Udinese juga menyajikan cerita menarik di Premier League. Ellis Short, pemilik Sunderland asal AS pada akhir musim lalu sempat mengambil langkah kontroversial dengan membubarkan tim pencari bakat klubnya. Ia kecewa dengan kinerja pemain-pemain yang didatangkan hasil rekomendasi tim pencari bakatnya. Short yang terkesan dengan model scouting Udinese lalu menarik Valentino Angeloni sebagai direktur olahraga klub.
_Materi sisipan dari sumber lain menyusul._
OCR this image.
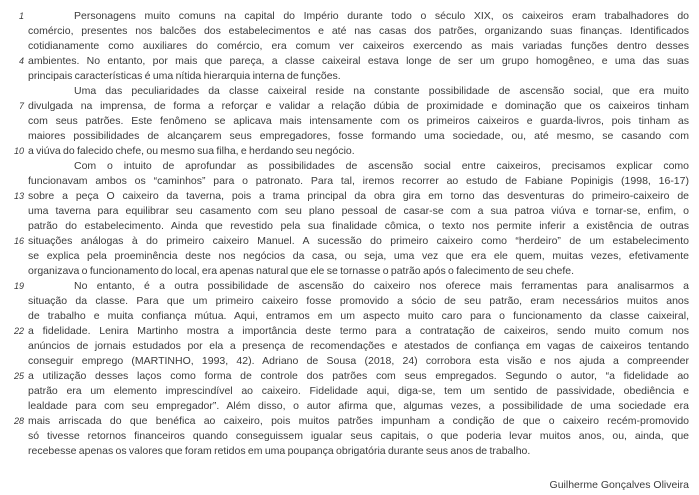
1	Personagens muito comuns na capital do Império durante todo o século XIX, os caixeiros eram trabalhadores do
comércio, presentes nos balcões dos estabelecimentos e até nas casas dos patrões, organizando suas finanças. Identificados
cotidianamente como auxiliares do comércio, era comum ver caixeiros exercendo as mais variadas funções dentro desses
4 ambientes. No entanto, por mais que pareça, a classe caixeiral estava longe de ser um grupo homogêneo, e uma das suas
principais características é uma nítida hierarquia interna de funções.
Uma das peculiaridades da classe caixeiral reside na constante possibilidade de ascensão social, que era muito
7 divulgada na imprensa, de forma a reforçar e validar a relação dúbia de proximidade e dominação que os caixeiros tinham
com seus patrões. Este fenômeno se aplicava mais intensamente com os primeiros caixeiros e guarda-livros, pois tinham as
maiores possibilidades de alcançarem seus empregadores, fosse formando uma sociedade, ou, até mesmo, se casando com
10 a viúva do falecido chefe, ou mesmo sua filha, e herdando seu negócio.
Com o intuito de aprofundar as possibilidades de ascensão social entre caixeiros, precisamos explicar como
funcionavam ambos os “caminhos” para o patronato. Para tal, iremos recorrer ao estudo de Fabiane Popinigis (1998, 16-17)
13 sobre a peça O caixeiro da taverna, pois a trama principal da obra gira em torno das desventuras do primeiro-caixeiro de
uma taverna para equilibrar seu casamento com seu plano pessoal de casar-se com a sua patroa viúva e tornar-se, enfim, o
patrão do estabelecimento. Ainda que revestido pela sua finalidade cômica, o texto nos permite inferir a existência de outras
16 situações análogas à do primeiro caixeiro Manuel. A sucessão do primeiro caixeiro como “herdeiro” de um estabelecimento
se explica pela proeminência deste nos negócios da casa, ou seja, uma vez que era ele quem, muitas vezes, efetivamente
organizava o funcionamento do local, era apenas natural que ele se tornasse o patrão após o falecimento de seu chefe.
19	No entanto, é a outra possibilidade de ascensão do caixeiro nos oferece mais ferramentas para analisarmos a
situação da classe. Para que um primeiro caixeiro fosse promovido a sócio de seu patrão, eram necessários muitos anos
de trabalho e muita confiança mútua. Aqui, entramos em um aspecto muito caro para o funcionamento da classe caixeiral,
22 a fidelidade. Lenira Martinho mostra a importância deste termo para a contratação de caixeiros, sendo muito comum nos
anúncios de jornais estudados por ela a presença de recomendações e atestados de confiança em vagas de caixeiros tentando
conseguir emprego (MARTINHO, 1993, 42). Adriano de Sousa (2018, 24) corrobora esta visão e nos ajuda a compreender
25 a utilização desses laços como forma de controle dos patrões com seus empregados. Segundo o autor, “a fidelidade ao
patrão era um elemento imprescindível ao caixeiro. Fidelidade aqui, diga-se, tem um sentido de passividade, obediência e
lealdade para com seu empregador”. Além disso, o autor afirma que, algumas vezes, a possibilidade de uma sociedade era
28 mais arriscada do que benéfica ao caixeiro, pois muitos patrões impunham a condição de que o caixeiro recém-promovido
só tivesse retornos financeiros quando conseguissem igualar seus capitais, o que poderia levar muitos anos, ou, ainda, que
recebesse apenas os valores que foram retidos em uma poupança obrigatória durante seus anos de trabalho.
Guilherme Gonçalves Oliveira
Angeloni adalah kepala pemandu bakat Inter Milan yang juga pernah menjadi bagian dari pemandu bakat Udinese.

Game Plan Baru

Seberapapun hebatnya sistem yang dibuat oleh manusia, pasti ada kelemahannya. Dan sudah sewajarnya kelemahan tersebut menjadi ruang untuk terciptanya inovasi baru. Udinese memang mampu menghasilkan profit dari penjualan pemain, berimbas pula pada neraca keuangan yang stabil. Namun permasalahan timbul setiap tahun karena mereka sering menjual pemain kunci tanpa mempersiapkan suksesor yang mumpuni.

Dengan demikian, mereka sangat bergantung pada dua sosok kunci, yaitu pelatih Francesco Guidolin dan kapten Antonio Di Natale. Dua orang ini selalu menjadi katalis performa Udinese di lapangan. Mereka mampu mempertahankan level permainan Udinese di papan atas selama bertahun-tahun. Pertanyaannya, sampai berapa lama lagi? Terlebih, Di Natale yang semusimnya nyaris selalu mencetak lebih dari 20 gol kini sudah memasuki usia senja.

Beberapa kritik juga sempat mampir ke klub ini terkait komposisi pemain yang terlampau kosmopolitan. Bagaimana tidak, pada Piala Dunia 2010 lalu mereka menyumbang total 8 pemain ke berbagai negara namun hanya Di Natale yang berkostum Italia. Meski tetap berprestasi, namun terlalu sedikitnya kesempatan pemain-pemain asli Italia untuk merumput di sana tentu bukan kondisi ideal.

Pada prinsipnya, Udinese Model yang telah berjalan nyaris dua dekade ini hanya bertujuan untuk mengoperasikan tim dengan rasional. Tidak untuk menyaingi tim papan atas, tidak pula mengangkat level tim lebih tinggi lagi dari ini. Namun pendukung mereka tentu saja cukup gemas melihat fenomena ini karena mereka merasa tim kebanggaannya memiliki potensi lebih besar andai saja mereka rela menahan bintang-bintangnya lebih lama lagi di Friuli.

Untuk itulah Udinese perlu menjalankan game plan lainnya yang bertujuan untuk menambah sumber pendapatan. Pozzo sendiri pernah mengatakan bahwa klubnya membutuhkan Liga Champions demi memperoleh pendapatan hak siar televisi dan memperkuat brand. Renovasi stadion Friuli juga menjadi agenda mereka demi menarik minat penonton.